Oksana Baiul nait et grandit à Dniepropetrovsk, une ville de l’Ukraine intégrée à l’époque à l’Union Soviétique. Son père quitte sa famille alors qu’elle est âgée de deux ans. Elle a douze mois de plus lorsque son grand-père lui achète une paire de patins et à 7 ans, elle remporte sa première compétition. « à partir de là, j’ai décidé de continuer le patinage artistique » explique-t-elle. Mais les épreuves personnelles vont se succéder.
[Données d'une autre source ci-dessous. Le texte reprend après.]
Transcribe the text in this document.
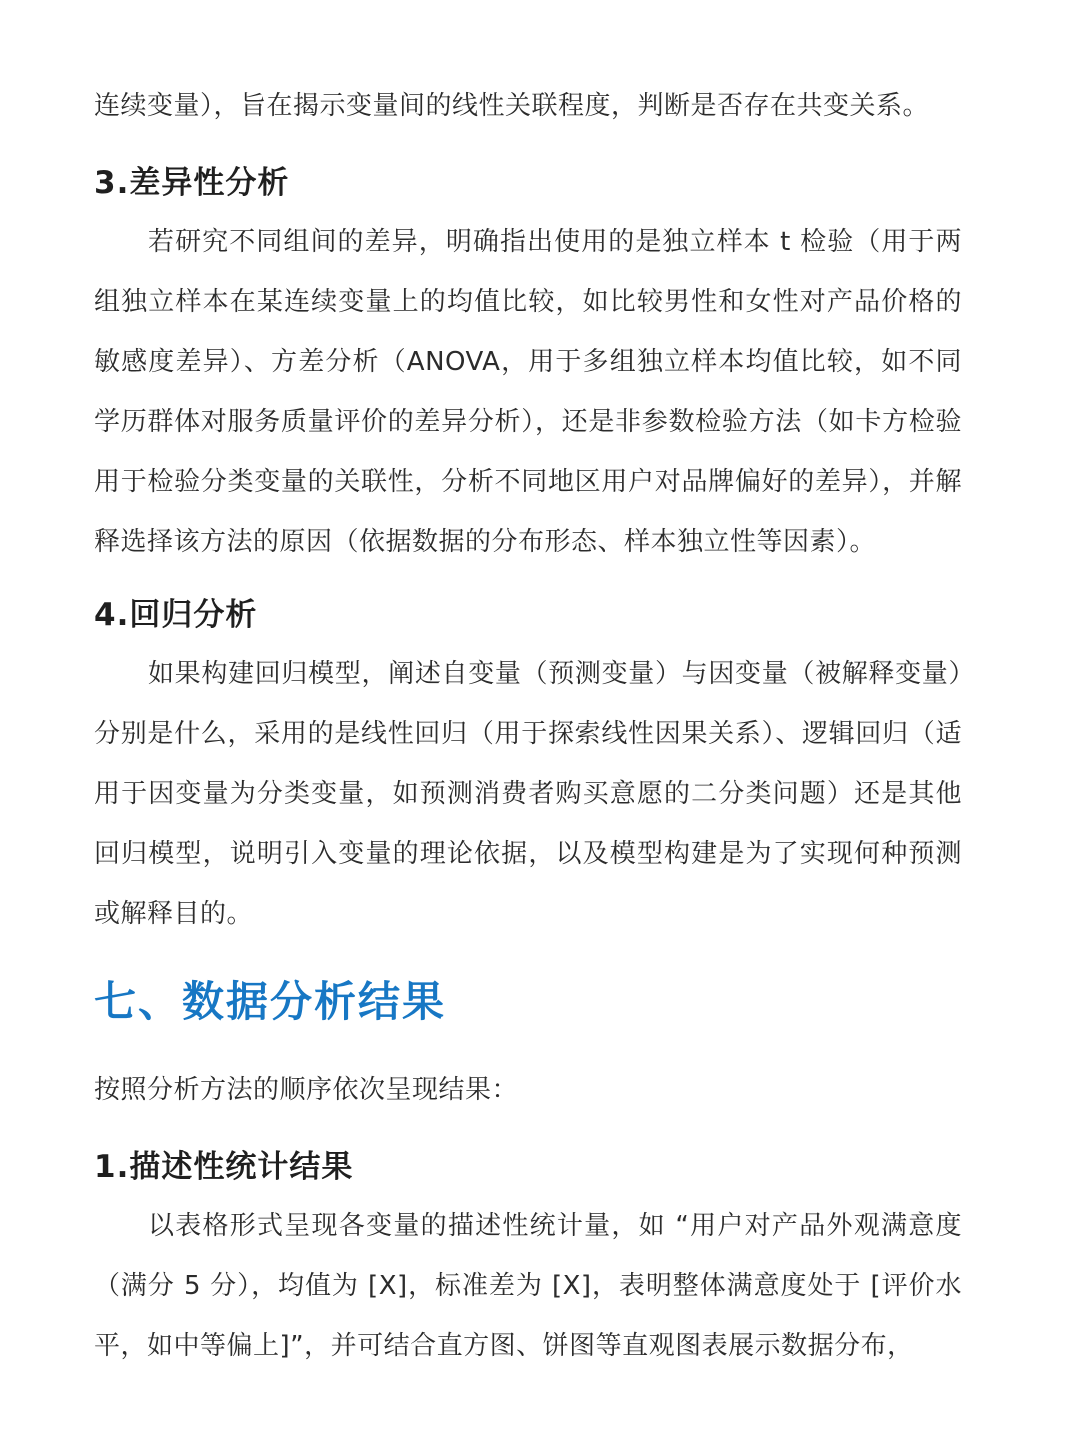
连续变量），旨在揭示变量间的线性关联程度，判断是否存在共变关系。

3.差异性分析

若研究不同组间的差异，明确指出使用的是独立样本 t 检验（用于两组独立样本在某连续变量上的均值比较，如比较男性和女性对产品价格的敏感度差异）、方差分析（ANOVA，用于多组独立样本均值比较，如不同学历群体对服务质量评价的差异分析），还是非参数检验方法（如卡方检验用于检验分类变量的关联性，分析不同地区用户对品牌偏好的差异），并解释选择该方法的原因（依据数据的分布形态、样本独立性等因素）。

4.回归分析

如果构建回归模型，阐述自变量（预测变量）与因变量（被解释变量）分别是什么，采用的是线性回归（用于探索线性因果关系）、逻辑回归（适用于因变量为分类变量，如预测消费者购买意愿的二分类问题）还是其他回归模型，说明引入变量的理论依据，以及模型构建是为了实现何种预测或解释目的。

七、数据分析结果

按照分析方法的顺序依次呈现结果：

1.描述性统计结果

以表格形式呈现各变量的描述性统计量，如 “用户对产品外观满意度（满分 5 分），均值为 [X]，标准差为 [X]，表明整体满意度处于 [评价水平，如中等偏上]”，并可结合直方图、饼图等直观图表展示数据分布，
Ses deux grands parents décèdent quand elle a 10 ans, puis elle perd sa mère en 1991. A 13 ans, elle n’a plus de famille tandis que son entraîneur Stanislav Korytek part s’installer au Canada. La jeune Oksana est alors recueillie par la renommée Galina Zmievskaya qui mène Viktor Petrenko au titre olympique en 1992. Elle s’installe chez elle à Odessa et progresse de façon fulgurante à ses côtés, alliant à une grâce naturelle sur la glace des qualités techniques qui vont la mener au sommet.

Championne du monde à 15 ans

En 1993 à Prague, avant de tenter sa chance dans les championnats du monde, Oksana Baiul est victime d’un accident en percutant les barrières de la patinoire lors d’un entraînement. Elle souffre du cou et du dos, se fait secrètement soigner et s’aligne dans la compétition planétaire non seulement diminuée physiquement mais de surcroît munie de patins dont les lames sont tordues et qu’elle n’a pas eu le temps de remplacer. Ce qui ne l’empêche pas de délivrer un programme libre magique et de devenir à 15 ans la plus jeune championne du monde de patinage artistique féminin depuis Sonja Henie en 1927 !

Le couronnement à Lillehammer

Lors des Jeux Olympiques de Lillehammer, Oksana Baiul évolue hors de l’attention médiatique focalisée sur les Américaines Nancy Kerrigan et Tonya Harding et sur la retentissante affaire qui les oppose. A l’issue du programme court devant le public du « Drakkar » de Hamar, l’Ukrainenne prend la 2e place derrière Kerrigan. A la vielle du programme libre, elle percute la patineuse allemande Tanja Szewczenko lors d’un entraînement, se blesse au tibia gauche et doit se faire poser trois points de suture. Le 25 février 1994, lorsqu’elle ponctue son « libre » de cinq triples sauts parfaitement exécutés, illuminant la patinoire olympique de toute sa grâce au son du Lac des Cygnes de Piotr Ilitch Tchaïkovski, ce contre-temps physique est comme effacé. Ses notes artistiques sont particulièrement élevées, 7 juges sur 9 la placent première. Oskana Baiul est championne olympique à 16 ans devant Nancy Kerrigan et la Chinoise Chen Lu. Son secret ? « Je ne ressens pas la pression. J’adore la compétition, j’adore patiner et voir la réaction du public... ».

Toujours sur les patins...

Après une carrière amateur internationale de seulement deux années, Oksana Baiul part s’installer aux Etats-Unis et devient professionnelle. Elle participe à de nombreux spectacles et tournées sur la glace durant les deux décennies suivant son triomphe olympique et développe parallèlement sa propre ligne d’habits et d’accessoires de patinage. « Le patinage artistique est quelque chose que j’adore et que je continuerai à pratiquer toute ma vie » dit-elle. Oksana Baiul reste à ce jour la seule médaillée d’or ukrainienne (hommes et femmes confondus) dans les Jeux Olympiques d’hiver.